Traces of the Mongols were to be seen on all sides: dead bodies of human beings and animals, smouldering towns, villages, and forests; here and there, perched upon some rocky height, would be a defiant castle, whose garrison, if they had not deserted it, were dead or dying of hunger; in some parts, look which way they might, there was a dead body dangling from every tree; poisonous exhalations defiled the air; and over woods, meadows, fields, ruined villages, lay a heavy pall of smoke.

Such was the condition to which the Mongols had reduced the once smiling land. Truly it might be said, in the words of the prophet: "A fire devoureth before them, and behind them a flame burneth: the land is as the garden of Eden before them, and behind them a desolate wilderness."

But, though they saw their works plainly enough, the wanderers saw hardly anything of the Mongols themselves, which surprised them. Once or twice they had narrow escapes, and had to take sudden refuge from small parties, travelling two or three together; but they encountered nothing like a body of men, and those whom Talabor did chance to see appeared to be too intent on covering the ground to look much about them.

From one or two wanderers like themselves he presently learnt that the Mongols were everywhere on the move, and were all going in the same direction, southwards. But what it meant no one could guess. They were moving with their usual extraordinary rapidity, and but few stragglers on foot were believed to be left behind.

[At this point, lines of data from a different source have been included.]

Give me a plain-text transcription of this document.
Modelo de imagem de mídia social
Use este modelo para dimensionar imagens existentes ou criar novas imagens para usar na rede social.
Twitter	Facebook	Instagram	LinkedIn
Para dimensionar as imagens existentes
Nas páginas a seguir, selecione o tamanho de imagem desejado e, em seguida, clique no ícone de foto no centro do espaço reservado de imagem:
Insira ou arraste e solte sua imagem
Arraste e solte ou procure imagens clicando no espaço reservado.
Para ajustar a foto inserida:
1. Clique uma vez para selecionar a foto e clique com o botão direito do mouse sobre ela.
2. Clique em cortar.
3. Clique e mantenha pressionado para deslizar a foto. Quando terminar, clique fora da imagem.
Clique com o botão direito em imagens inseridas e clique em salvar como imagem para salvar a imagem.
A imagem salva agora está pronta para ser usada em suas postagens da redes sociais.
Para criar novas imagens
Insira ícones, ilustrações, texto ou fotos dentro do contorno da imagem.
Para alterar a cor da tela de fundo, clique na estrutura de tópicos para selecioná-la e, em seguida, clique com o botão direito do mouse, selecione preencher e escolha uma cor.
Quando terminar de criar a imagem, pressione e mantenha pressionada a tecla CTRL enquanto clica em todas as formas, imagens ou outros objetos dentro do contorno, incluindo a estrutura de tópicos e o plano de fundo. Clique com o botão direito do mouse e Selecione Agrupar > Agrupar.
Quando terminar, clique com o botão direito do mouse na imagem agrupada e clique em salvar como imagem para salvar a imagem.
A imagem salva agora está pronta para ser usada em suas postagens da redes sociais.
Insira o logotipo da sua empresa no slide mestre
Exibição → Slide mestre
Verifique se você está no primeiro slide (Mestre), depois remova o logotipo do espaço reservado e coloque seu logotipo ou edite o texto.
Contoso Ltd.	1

But it might be only some fresh treachery, some trap, and the people dared not leave the caves, caverns, thick woods, where they had hidden themselves, and lived, or existed, in a way hardly credible, on roots, herbs, grass, the bark of trees, some of them even eking out their scanty provisions by a diet of small pebbles!

Needless to say that many died of hunger, while the remainder were reduced to skeletons, shadows, ghosts of their former selves.

From some of these bands of refugees Talabor heard fragmentary accounts of the horrors that had been enacted, and the events that had followed after the battle of Mohi.

Dora had felt more and more confidence in her travelling companion as day had followed day during their terrible journey. He had spared no pains in his efforts to lighten the privations and difficulties of the way; he had thought for her, cared for her, in a hundred ways; and yet with it all, he was just as deferential as if they had been in the castle at home.

Miserable were the best resting places he could find for her for the night, either in the depths of the forest or in some cavern or deep cleft of the rocks. Sometimes he was able to make her a little hut of dry branches, roofed over with snow; and when he could do so without risk of discovery, he would light a fire and cook any game that he had been able to shoot in the course of the day.

But whatever the shelter he found or contrived for her, he himself always kept watch outside, and got what little sleep he could when the night was past.